* Africa faces lower output, disappointing bid rounds
* Changes include revisions to taxes and royalties
* Cheaper renewables, demand "peak" driving change
* Nigeria raised amount firms pay government for deepwater
By Libby George
CAPE TOWN, Nov 11 (Reuters) - Lower prices and increasing
competition for investment are driving many African states to
make it easier and cheaper for overseas companies to keep their
oil and gas output flowing.
From Ghana to Gabon, governments are adjusting terms to lure
picky investors who are also increasingly concerned about
long-term demand for fossil fuels as renewable energy gains
ground.
The shift follows declining oil production in Angola and
Cameroon and disappointing bid rounds in Ghana. It also marks an
recognition that the era of $100 per barrel oil is over.
"Because of increased competition for investment in Africa,
we are changing our strategy," Mohammed Amin Adam, Ghana's
deputy minister for petroleum, said at last week's Africa Oil
Week in Cape Town.
Ghana's Adam was not alone in announcing plans to revise oil
and gas licensing laws in an effort to spur output. Ministers from Angola, Cameroon and Gabon also stressed
changes to legal and fiscal terms to boost their own production.

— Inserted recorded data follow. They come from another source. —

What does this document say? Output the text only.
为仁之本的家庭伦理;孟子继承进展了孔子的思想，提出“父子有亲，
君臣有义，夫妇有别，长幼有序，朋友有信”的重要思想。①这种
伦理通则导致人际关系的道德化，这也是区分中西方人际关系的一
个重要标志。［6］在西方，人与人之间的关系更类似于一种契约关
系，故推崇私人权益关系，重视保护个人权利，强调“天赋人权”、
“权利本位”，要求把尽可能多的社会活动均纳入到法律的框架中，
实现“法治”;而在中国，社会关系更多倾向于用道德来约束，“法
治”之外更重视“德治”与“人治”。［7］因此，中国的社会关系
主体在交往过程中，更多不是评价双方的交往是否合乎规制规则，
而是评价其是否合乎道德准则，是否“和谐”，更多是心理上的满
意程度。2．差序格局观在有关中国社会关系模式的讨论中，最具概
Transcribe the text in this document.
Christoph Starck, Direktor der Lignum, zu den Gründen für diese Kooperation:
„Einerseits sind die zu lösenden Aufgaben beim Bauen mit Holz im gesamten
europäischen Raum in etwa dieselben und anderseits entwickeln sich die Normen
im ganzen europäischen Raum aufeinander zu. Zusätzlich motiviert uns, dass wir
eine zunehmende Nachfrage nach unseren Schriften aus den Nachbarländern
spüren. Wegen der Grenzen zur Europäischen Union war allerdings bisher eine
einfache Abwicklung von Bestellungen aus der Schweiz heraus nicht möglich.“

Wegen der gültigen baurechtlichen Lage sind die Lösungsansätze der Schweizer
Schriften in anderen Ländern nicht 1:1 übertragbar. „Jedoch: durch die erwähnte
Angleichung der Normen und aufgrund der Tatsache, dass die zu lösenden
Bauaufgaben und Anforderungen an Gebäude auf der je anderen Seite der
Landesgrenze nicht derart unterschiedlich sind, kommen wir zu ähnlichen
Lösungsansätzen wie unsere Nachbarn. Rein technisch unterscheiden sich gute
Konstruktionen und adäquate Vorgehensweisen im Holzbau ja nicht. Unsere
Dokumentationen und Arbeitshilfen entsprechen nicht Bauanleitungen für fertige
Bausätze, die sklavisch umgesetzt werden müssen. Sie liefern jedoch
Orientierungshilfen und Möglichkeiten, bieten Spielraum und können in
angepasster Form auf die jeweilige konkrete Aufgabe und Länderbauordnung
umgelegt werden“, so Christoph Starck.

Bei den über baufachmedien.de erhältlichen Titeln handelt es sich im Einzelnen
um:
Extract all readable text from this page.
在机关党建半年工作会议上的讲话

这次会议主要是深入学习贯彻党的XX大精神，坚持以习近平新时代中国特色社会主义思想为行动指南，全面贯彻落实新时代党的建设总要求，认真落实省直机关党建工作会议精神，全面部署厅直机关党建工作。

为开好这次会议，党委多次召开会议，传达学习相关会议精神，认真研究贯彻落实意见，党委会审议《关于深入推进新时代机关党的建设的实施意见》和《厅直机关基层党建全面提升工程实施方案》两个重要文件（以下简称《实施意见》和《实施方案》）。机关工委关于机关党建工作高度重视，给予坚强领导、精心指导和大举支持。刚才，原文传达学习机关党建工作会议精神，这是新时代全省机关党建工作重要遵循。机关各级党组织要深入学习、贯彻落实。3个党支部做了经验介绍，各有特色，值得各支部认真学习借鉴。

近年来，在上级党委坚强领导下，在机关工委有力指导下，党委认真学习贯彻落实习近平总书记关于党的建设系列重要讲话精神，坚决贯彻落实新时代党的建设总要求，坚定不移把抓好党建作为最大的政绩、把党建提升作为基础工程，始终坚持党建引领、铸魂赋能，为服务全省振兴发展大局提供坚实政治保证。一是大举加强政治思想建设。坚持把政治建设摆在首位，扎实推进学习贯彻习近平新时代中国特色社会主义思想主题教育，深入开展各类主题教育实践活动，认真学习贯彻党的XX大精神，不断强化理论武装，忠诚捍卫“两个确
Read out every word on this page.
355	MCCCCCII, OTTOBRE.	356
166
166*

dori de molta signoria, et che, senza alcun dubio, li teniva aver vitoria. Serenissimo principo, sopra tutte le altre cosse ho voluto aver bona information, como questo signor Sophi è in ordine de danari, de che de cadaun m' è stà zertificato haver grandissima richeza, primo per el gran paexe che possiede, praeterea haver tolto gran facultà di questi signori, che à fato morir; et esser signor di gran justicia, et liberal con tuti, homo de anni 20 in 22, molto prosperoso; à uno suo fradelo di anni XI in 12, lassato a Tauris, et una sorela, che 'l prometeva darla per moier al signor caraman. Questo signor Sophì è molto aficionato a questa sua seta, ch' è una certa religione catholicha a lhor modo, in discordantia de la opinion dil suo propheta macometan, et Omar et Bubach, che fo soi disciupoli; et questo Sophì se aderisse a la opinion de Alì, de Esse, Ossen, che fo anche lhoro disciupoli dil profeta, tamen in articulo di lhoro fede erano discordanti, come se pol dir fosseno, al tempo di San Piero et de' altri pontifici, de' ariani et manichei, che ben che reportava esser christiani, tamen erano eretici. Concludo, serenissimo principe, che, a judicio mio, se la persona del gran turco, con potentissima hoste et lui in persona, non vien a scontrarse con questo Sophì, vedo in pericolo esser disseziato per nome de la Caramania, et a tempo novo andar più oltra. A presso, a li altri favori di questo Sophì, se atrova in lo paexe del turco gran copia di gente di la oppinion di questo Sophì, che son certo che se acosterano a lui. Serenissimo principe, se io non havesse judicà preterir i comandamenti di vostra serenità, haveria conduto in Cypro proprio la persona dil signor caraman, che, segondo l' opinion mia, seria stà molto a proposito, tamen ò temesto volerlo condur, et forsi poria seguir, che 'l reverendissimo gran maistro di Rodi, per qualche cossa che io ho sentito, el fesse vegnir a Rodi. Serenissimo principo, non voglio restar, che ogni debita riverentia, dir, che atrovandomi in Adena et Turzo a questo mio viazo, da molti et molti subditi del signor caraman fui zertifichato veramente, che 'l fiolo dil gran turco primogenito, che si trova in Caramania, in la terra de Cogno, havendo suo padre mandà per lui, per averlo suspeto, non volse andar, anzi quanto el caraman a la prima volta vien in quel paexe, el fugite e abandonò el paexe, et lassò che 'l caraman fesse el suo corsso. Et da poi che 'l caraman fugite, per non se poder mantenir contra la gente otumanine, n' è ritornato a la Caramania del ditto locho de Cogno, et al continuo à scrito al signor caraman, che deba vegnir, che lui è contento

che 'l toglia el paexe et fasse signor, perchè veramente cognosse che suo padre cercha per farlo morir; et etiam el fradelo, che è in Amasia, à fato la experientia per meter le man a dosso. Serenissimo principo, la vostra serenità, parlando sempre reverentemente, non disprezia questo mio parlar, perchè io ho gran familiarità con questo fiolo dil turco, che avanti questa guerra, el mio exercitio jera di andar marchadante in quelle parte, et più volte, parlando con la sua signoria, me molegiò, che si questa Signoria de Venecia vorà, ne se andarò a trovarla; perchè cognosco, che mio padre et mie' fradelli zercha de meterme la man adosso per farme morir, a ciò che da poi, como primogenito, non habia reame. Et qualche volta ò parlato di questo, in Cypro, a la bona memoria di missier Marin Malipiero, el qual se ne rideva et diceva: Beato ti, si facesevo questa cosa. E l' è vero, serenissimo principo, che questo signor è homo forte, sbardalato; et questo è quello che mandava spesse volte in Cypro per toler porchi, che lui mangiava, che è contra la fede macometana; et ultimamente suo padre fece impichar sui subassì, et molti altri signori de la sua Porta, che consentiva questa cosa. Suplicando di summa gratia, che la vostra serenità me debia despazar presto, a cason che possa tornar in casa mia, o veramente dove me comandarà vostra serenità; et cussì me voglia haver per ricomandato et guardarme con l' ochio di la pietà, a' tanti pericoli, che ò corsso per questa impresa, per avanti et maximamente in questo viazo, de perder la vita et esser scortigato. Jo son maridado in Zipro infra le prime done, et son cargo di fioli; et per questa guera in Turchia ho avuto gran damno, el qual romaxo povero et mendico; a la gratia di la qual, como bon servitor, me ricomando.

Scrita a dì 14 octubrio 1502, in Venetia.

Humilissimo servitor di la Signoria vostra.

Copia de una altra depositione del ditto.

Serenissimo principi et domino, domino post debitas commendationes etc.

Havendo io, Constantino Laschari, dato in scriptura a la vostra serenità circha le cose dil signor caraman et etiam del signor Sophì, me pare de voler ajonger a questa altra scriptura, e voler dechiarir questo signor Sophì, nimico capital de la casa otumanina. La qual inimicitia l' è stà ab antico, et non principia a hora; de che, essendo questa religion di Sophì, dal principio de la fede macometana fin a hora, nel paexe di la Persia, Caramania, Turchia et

"We are aware that oil companies have to spend a lot of
money. That is why we are careful in the way we design our
(terms) to have it as a win-win," Gabon's petroleum minister
Noel Mboumba said at the event.
As renewables and efforts to cut fossil fuel consumption
gain ground, there are also growing concerns that the world will
not need all of Africa's oil. "We don't know how much new supply we're going to need. So
obviously everybody is going to have to be competitive for
that," Andrew Latham, vice president of global exploration at
Wood Mackenzie, said.
FRESH APPROACH
Ghana plans to allow companies more leeway in where and when
they can drill, while Angola is revising local content laws and
privatising oil assets. Cameroon's senate in April approved a reform to replace its
1999 petroleum code, sweetening tax terms for oil and condensate
development and allowing companies to recoup "exploration
expenses" from production sharing contracts.
Gabon revised its fiscal terms to reduce the government take
for shallow and deepwater concessions and increased the
cost-recover limits for companies.
But not all African producers are sweetening the deal.
Nigeria, the continent's largest producer, last week
increased the amount oil companies pay the government for
offshore production, while an overhaul of its oil and gas terms
has languished for more than a decade. Senate president Ahmad Lawan said the revisions would raise
revenue while allowing companies to make money - and the
government has promised to pass the broader bill next year.
Companies and analysts said reforms are needed. "The continent has to compete for capital with other areas,"
said Mike Sangster, head of Nigeria for French oil major Total.
"It's important that the regulators understand that."